With Carrington having assumed a mentor’s role, it was all the more special that she presented the cup bearing her name to Hoskin on Saturday night. Just that morning they had raced to a 2.5-second win in the open women’s K2 200-metre race.

After her first Lisa Carrington Cup award, Hoskin had looked to have the foundations for another successful campaign in 2017.

It was recommended that, as part of her preparation for inclusion in the high-performance development pathway, she undergo a routine cardiac assessment.

Then one afternoon, a few weeks before she was due to leave for the 2017 junior world championships and in the middle of a hard session, she was pulled off the river.

“My tests had come back positive for Wolff-Parkinson-White syndrome,” Hoskin said.

“As I listened to Mum and Dad describe what was happening, it felt like my world had fallen apart.

“When you set yourself a target, train so hard and spend so much time totally shattered, and in one phone call it’s all up in the air, it’s really hard.”

The condition is one in which the heart has an extra electrical pathway. Under certain conditions, it can lead to periods of rapid heart rate, which in some athletes can cause death. But it is treatable.

Top New Zealand athletes who have been treated for similar heart conditions include Sir Peter Snell, Rob Waddell, Nathan Cohen, Hayden Roulston and Hamish Carter.

'Repackaging it all'

Alicia’s father, Craig Hoskin, said High Performance Sport New Zealand had been “incredible”.

“They ensured Alicia had some of the best consultants giving advice, and she was fortunate to have surgery with one of the top cardiac surgeons specialising in the specific treatment — cardiac ablation.”

Alicia Hoskin said “there were tears”, but then she “repackaged it all” and realised how fortunate she was.

“I hadn’t had any physical symptoms, and I had been treated successfully,” she said.

“For that, I am really grateful for the testing High Performance Sport New Zealand has put in place, and to the surgeons who looked after me.”

It was three months from diagnosis before Hoskin would tentatively dip the paddles into the water again at the 2017 Blue Lakes Regatta.

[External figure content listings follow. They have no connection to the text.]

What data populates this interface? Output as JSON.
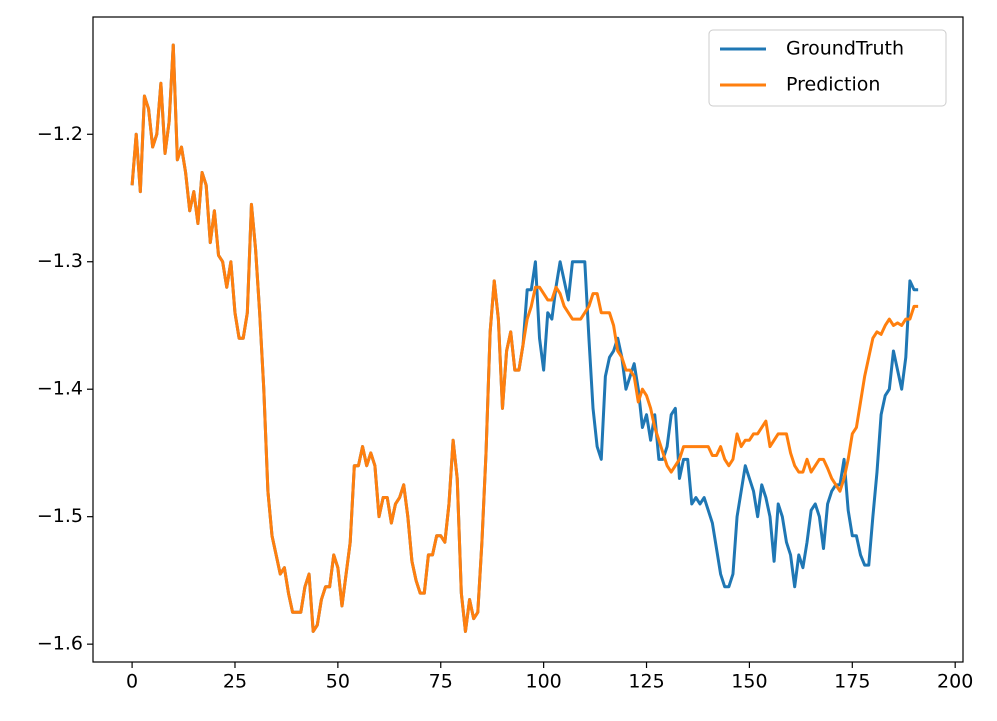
{
  "chart_data": {
    "type": "line",
    "x": [
      0,
      1,
      2,
      3,
      4,
      5,
      6,
      7,
      8,
      9,
      10,
      11,
      12,
      13,
      14,
      15,
      16,
      17,
      18,
      19,
      20,
      21,
      22,
      23,
      24,
      25,
      26,
      27,
      28,
      29,
      30,
      31,
      32,
      33,
      34,
      35,
      36,
      37,
      38,
      39,
      40,
      41,
      42,
      43,
      44,
      45,
      46,
      47,
      48,
      49,
      50,
      51,
      52,
      53,
      54,
      55,
      56,
      57,
      58,
      59,
      60,
      61,
      62,
      63,
      64,
      65,
      66,
      67,
      68,
      69,
      70,
      71,
      72,
      73,
      74,
      75,
      76,
      77,
      78,
      79,
      80,
      81,
      82,
      83,
      84,
      85,
      86,
      87,
      88,
      89,
      90,
      91,
      92,
      93,
      94,
      95,
      96,
      97,
      98,
      99,
      100,
      101,
      102,
      103,
      104,
      105,
      106,
      107,
      108,
      109,
      110,
      111,
      112,
      113,
      114,
      115,
      116,
      117,
      118,
      119,
      120,
      121,
      122,
      123,
      124,
      125,
      126,
      127,
      128,
      129,
      130,
      131,
      132,
      133,
      134,
      135,
      136,
      137,
      138,
      139,
      140,
      141,
      142,
      143,
      144,
      145,
      146,
      147,
      148,
      149,
      150,
      151,
      152,
      153,
      154,
      155,
      156,
      157,
      158,
      159,
      160,
      161,
      162,
      163,
      164,
      165,
      166,
      167,
      168,
      169,
      170,
      171,
      172,
      173,
      174,
      175,
      176,
      177,
      178,
      179,
      180,
      181,
      182,
      183,
      184,
      185,
      186,
      187,
      188,
      189,
      190,
      191
    ],
    "series": [
      {
        "name": "GroundTruth",
        "color": "#1f77b4",
        "values": [
          -1.24,
          -1.2,
          -1.245,
          -1.17,
          -1.18,
          -1.21,
          -1.2,
          -1.16,
          -1.215,
          -1.19,
          -1.13,
          -1.22,
          -1.21,
          -1.23,
          -1.26,
          -1.245,
          -1.27,
          -1.23,
          -1.24,
          -1.285,
          -1.26,
          -1.295,
          -1.3,
          -1.32,
          -1.3,
          -1.34,
          -1.36,
          -1.36,
          -1.34,
          -1.255,
          -1.29,
          -1.34,
          -1.4,
          -1.48,
          -1.515,
          -1.53,
          -1.545,
          -1.54,
          -1.56,
          -1.575,
          -1.575,
          -1.575,
          -1.555,
          -1.545,
          -1.59,
          -1.585,
          -1.565,
          -1.555,
          -1.555,
          -1.53,
          -1.54,
          -1.57,
          -1.545,
          -1.52,
          -1.46,
          -1.46,
          -1.445,
          -1.46,
          -1.45,
          -1.46,
          -1.5,
          -1.485,
          -1.485,
          -1.505,
          -1.49,
          -1.485,
          -1.475,
          -1.5,
          -1.535,
          -1.55,
          -1.56,
          -1.56,
          -1.53,
          -1.53,
          -1.515,
          -1.515,
          -1.52,
          -1.49,
          -1.44,
          -1.47,
          -1.56,
          -1.59,
          -1.565,
          -1.58,
          -1.575,
          -1.52,
          -1.45,
          -1.355,
          -1.315,
          -1.345,
          -1.415,
          -1.37,
          -1.355,
          -1.385,
          -1.385,
          -1.365,
          -1.322,
          -1.322,
          -1.3,
          -1.36,
          -1.385,
          -1.34,
          -1.345,
          -1.32,
          -1.3,
          -1.315,
          -1.33,
          -1.3,
          -1.3,
          -1.3,
          -1.3,
          -1.36,
          -1.415,
          -1.445,
          -1.455,
          -1.39,
          -1.375,
          -1.37,
          -1.36,
          -1.375,
          -1.4,
          -1.39,
          -1.38,
          -1.4,
          -1.43,
          -1.42,
          -1.44,
          -1.42,
          -1.455,
          -1.455,
          -1.445,
          -1.42,
          -1.415,
          -1.47,
          -1.455,
          -1.455,
          -1.49,
          -1.485,
          -1.49,
          -1.485,
          -1.495,
          -1.505,
          -1.525,
          -1.545,
          -1.555,
          -1.555,
          -1.545,
          -1.5,
          -1.48,
          -1.46,
          -1.47,
          -1.48,
          -1.5,
          -1.475,
          -1.485,
          -1.5,
          -1.535,
          -1.49,
          -1.5,
          -1.52,
          -1.53,
          -1.555,
          -1.53,
          -1.54,
          -1.52,
          -1.495,
          -1.49,
          -1.5,
          -1.525,
          -1.49,
          -1.48,
          -1.475,
          -1.475,
          -1.455,
          -1.495,
          -1.515,
          -1.515,
          -1.53,
          -1.538,
          -1.538,
          -1.5,
          -1.465,
          -1.42,
          -1.405,
          -1.4,
          -1.37,
          -1.385,
          -1.4,
          -1.375,
          -1.315,
          -1.322,
          -1.322
        ]
      },
      {
        "name": "Prediction",
        "color": "#ff7f0e",
        "values": [
          -1.24,
          -1.2,
          -1.245,
          -1.17,
          -1.18,
          -1.21,
          -1.2,
          -1.16,
          -1.215,
          -1.19,
          -1.13,
          -1.22,
          -1.21,
          -1.23,
          -1.26,
          -1.245,
          -1.27,
          -1.23,
          -1.24,
          -1.285,
          -1.26,
          -1.295,
          -1.3,
          -1.32,
          -1.3,
          -1.34,
          -1.36,
          -1.36,
          -1.34,
          -1.255,
          -1.29,
          -1.34,
          -1.4,
          -1.48,
          -1.515,
          -1.53,
          -1.545,
          -1.54,
          -1.56,
          -1.575,
          -1.575,
          -1.575,
          -1.555,
          -1.545,
          -1.59,
          -1.585,
          -1.565,
          -1.555,
          -1.555,
          -1.53,
          -1.54,
          -1.57,
          -1.545,
          -1.52,
          -1.46,
          -1.46,
          -1.445,
          -1.46,
          -1.45,
          -1.46,
          -1.5,
          -1.485,
          -1.485,
          -1.505,
          -1.49,
          -1.485,
          -1.475,
          -1.5,
          -1.535,
          -1.55,
          -1.56,
          -1.56,
          -1.53,
          -1.53,
          -1.515,
          -1.515,
          -1.52,
          -1.49,
          -1.44,
          -1.47,
          -1.56,
          -1.59,
          -1.565,
          -1.58,
          -1.575,
          -1.52,
          -1.45,
          -1.355,
          -1.315,
          -1.345,
          -1.415,
          -1.37,
          -1.355,
          -1.385,
          -1.385,
          -1.365,
          -1.345,
          -1.335,
          -1.32,
          -1.32,
          -1.325,
          -1.33,
          -1.33,
          -1.32,
          -1.325,
          -1.335,
          -1.34,
          -1.345,
          -1.345,
          -1.345,
          -1.34,
          -1.335,
          -1.325,
          -1.325,
          -1.34,
          -1.34,
          -1.34,
          -1.35,
          -1.37,
          -1.375,
          -1.385,
          -1.385,
          -1.39,
          -1.41,
          -1.4,
          -1.405,
          -1.415,
          -1.43,
          -1.44,
          -1.45,
          -1.46,
          -1.465,
          -1.46,
          -1.455,
          -1.445,
          -1.445,
          -1.445,
          -1.445,
          -1.445,
          -1.445,
          -1.445,
          -1.452,
          -1.452,
          -1.445,
          -1.455,
          -1.46,
          -1.455,
          -1.435,
          -1.445,
          -1.44,
          -1.44,
          -1.435,
          -1.435,
          -1.43,
          -1.425,
          -1.445,
          -1.44,
          -1.435,
          -1.435,
          -1.435,
          -1.45,
          -1.46,
          -1.465,
          -1.465,
          -1.455,
          -1.465,
          -1.46,
          -1.455,
          -1.455,
          -1.462,
          -1.47,
          -1.475,
          -1.48,
          -1.47,
          -1.455,
          -1.435,
          -1.43,
          -1.41,
          -1.39,
          -1.375,
          -1.36,
          -1.355,
          -1.357,
          -1.35,
          -1.345,
          -1.35,
          -1.348,
          -1.35,
          -1.345,
          -1.345,
          -1.335,
          -1.335
        ]
      }
    ],
    "xlim": [
      -9.5,
      201.9
    ],
    "xticks": [
      0,
      25,
      50,
      75,
      100,
      125,
      150,
      175,
      200
    ],
    "ylim": [
      -1.614,
      -1.108
    ],
    "yticks": [
      {
        "value": -1.6,
        "label": "−1.6"
      },
      {
        "value": -1.5,
        "label": "−1.5"
      },
      {
        "value": -1.4,
        "label": "−1.4"
      },
      {
        "value": -1.3,
        "label": "−1.3"
      },
      {
        "value": -1.2,
        "label": "−1.2"
      }
    ],
    "legend": "upper right"
  }
}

“It was the best feeling,” she said.

“I lacked a bit of speed and fitness, but it felt great just to be back on the water with my Poverty Bay clubmates. It was incredible.

“I had a good 2018 nationals, which then led into the Oceania and Asia Pacific champs.”

The goal was always the junior worlds and, despite one mistake in the semifinals, Hoskin came away with a win in the B Final.

This year has been a leap in terms of training and preparation, as well as experiences.

Her selection in the Canoe Racing New Zealand high-performance women’s squad meant she was “a little star-struck” for the first few months.

“I would be in the gym working out beside Valerie Adams, or having Eliza McCartney come up and say: ‘Hi, I’m Eliza’. And then there is turning up to training every day and you are with Lisa Carrington, Caitlin Ryan, Aimee Fisher and Kayla Imrie, who are all at the very top of canoe racing worldwide.”

A few weeks before Blue Lakes 2, the last regatta before the February nationals, Hoskin received a call from Carrington’s coach Gordon Walker.

“He said Lisa had asked if I would like to do the K2 races with her,” Hoskin said.

“I can’t begin to describe my excitement, but not only that, I’d be sitting in the No.1 seat.

“For our first training session I was so nervous, the whole boat seemed to be shaking.

“She helped me relax, and offered a lot of advice such as what to focus on at the start, and little technical pointers as well.

“It was a cool experience to have so much power behind me in the boat.”

In the K2, the pairing took gold in both the 200m and 500m. While the 200m was a commanding win, the 500m was a lot closer. The high-performance pairing of Caitlin Ryan and Briar McLeely pushed them right to line, and only 0.2 of a second separated them.

Carrington said it was good paddling with someone so eager to learn.

“She’s also a heap of fun and just loves racing, and that really rubs off on me.”